It appears Russian hackers were not behind the malicious virus that initially affected what officials described as “a few computers” but nevertheless forced the First Judicial District of Pennsylvania, commonly known as the Philadelphia Courts, to shut down its servers, internal email, and website May 21.

Last week, a “miscommunication” led the court system’s administrator to assert that Russian hackers may have been responsible, only to walk back that assertion a day later. The actual source of the attack has yet to be publicly identified.

There is some better news: No ransom demands or data breaches are known to have occurred, internal email service was restored two weeks ago, and the court’s website was back online Wednesday, with electronic case document filing, juror service, and document search functions expected to go live soon.

These are welcome developments, as is the apparently successful quarantining of the virus and the fact that courtroom proceedings and in-person, on-paper filing of court documents have continued. But this hardly means the malware intrusion was a minor event.

Daily, hundreds if not thousands of people interact with the Philly courts, a system with 3,000 employees and a $110 million annual budget. Remediation costs and other expenditures associated with the disruption are not yet clear, although SoluStaff, a firm headquartered in Montgomery County and hired by the court to combat the attack, has so far been paid $17,000.

Last November, City Council unanimously approved a resolution requesting the City Controller’s Office to conduct a performance audit of the city’s information systems and technological infrastructure. The work will include an assessment of how the city manages IT-related projects and is expected to begin by August.

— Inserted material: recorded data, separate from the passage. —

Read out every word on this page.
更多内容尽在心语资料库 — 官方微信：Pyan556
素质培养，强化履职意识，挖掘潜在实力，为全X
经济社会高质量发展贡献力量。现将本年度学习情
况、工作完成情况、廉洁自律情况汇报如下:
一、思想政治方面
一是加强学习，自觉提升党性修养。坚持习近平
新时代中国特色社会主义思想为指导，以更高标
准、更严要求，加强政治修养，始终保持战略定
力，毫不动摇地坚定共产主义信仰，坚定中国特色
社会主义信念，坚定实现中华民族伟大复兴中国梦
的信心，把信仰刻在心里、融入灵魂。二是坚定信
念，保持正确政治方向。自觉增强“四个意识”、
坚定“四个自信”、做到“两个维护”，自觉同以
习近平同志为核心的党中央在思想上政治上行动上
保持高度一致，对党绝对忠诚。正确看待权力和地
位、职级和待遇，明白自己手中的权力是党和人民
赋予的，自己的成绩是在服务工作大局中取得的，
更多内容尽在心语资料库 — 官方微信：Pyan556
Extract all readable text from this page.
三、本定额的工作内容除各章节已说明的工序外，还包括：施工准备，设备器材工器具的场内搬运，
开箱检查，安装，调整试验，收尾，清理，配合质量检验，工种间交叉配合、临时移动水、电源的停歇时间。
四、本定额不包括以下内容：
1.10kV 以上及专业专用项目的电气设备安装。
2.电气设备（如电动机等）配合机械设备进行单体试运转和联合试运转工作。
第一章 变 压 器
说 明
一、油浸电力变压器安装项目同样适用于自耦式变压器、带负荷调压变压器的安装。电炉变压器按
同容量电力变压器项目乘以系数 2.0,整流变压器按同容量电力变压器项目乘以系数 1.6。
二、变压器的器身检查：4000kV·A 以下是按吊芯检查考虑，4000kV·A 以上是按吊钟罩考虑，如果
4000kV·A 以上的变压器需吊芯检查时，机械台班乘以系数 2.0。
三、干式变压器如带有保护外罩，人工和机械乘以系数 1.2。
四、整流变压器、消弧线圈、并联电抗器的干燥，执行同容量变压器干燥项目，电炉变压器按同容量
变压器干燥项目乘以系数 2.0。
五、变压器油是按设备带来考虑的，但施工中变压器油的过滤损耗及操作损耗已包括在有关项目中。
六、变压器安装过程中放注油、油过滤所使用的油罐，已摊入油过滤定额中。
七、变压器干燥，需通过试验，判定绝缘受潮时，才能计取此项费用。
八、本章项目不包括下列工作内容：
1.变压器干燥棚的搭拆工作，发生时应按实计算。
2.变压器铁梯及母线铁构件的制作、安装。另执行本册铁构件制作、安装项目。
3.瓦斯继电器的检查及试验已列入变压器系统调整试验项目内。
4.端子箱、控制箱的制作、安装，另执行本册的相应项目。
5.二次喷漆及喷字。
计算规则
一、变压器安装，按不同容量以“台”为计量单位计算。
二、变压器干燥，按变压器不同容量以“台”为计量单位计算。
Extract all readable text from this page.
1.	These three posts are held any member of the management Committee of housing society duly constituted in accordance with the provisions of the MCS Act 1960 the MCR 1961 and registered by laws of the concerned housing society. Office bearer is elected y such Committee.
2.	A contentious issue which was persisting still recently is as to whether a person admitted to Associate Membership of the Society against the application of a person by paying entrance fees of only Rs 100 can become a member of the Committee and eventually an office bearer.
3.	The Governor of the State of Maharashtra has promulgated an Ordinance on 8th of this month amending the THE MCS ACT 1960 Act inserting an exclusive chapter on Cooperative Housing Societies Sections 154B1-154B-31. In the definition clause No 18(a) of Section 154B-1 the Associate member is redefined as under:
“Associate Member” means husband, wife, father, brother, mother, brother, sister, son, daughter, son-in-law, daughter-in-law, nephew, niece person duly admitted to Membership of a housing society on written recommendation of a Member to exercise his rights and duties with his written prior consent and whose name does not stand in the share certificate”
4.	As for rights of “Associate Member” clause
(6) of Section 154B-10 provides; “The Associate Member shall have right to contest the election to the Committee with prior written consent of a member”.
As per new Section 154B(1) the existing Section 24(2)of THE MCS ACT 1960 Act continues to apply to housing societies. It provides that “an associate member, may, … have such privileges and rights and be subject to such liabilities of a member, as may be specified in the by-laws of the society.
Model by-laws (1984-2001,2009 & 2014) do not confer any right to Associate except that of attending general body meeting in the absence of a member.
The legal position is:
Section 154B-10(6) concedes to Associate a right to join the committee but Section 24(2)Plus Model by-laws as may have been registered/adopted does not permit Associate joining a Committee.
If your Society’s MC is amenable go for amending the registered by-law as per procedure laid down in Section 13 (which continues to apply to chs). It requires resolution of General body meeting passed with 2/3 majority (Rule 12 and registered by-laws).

“We’re interested in not only whether the city is susceptible to hacking, and whether the system can be taken down by a virus, but whether people’s information in the system is as secure as it should be,” said City Controller Rebecca Rhynhart.

We support these priorities and also are heartened that city and court employees reportedly worked cooperatively and effectively to isolate the virus and prevent further disruption. The city and the court networks are separate, but linked, behind a common firewall the city maintains. These networks can encompass generations of hardware and iterations of software. They are used daily by tens of thousands of public employees and private citizens. And access can translate into vulnerability.

The Philly attack followed even more extensive and expensive viral infiltration of government computer networks in Baltimore, Atlanta, Allentown, and other cities in the last 12 months, suggesting widespread vulnerabilities — and widespread threats. Experts say the notion that Philly or any other public or private entity will be able to render its networks invincible is a pipe dream; the days when a firewall and anti-virus software would do the trick are over, particularly in an ever-evolving technological and political landscape.

Resiliency, rather than invincibility, ought to be the goal. This should begin with the IT auditor who will be hired by the controller’s office and the security experts already working for the courts.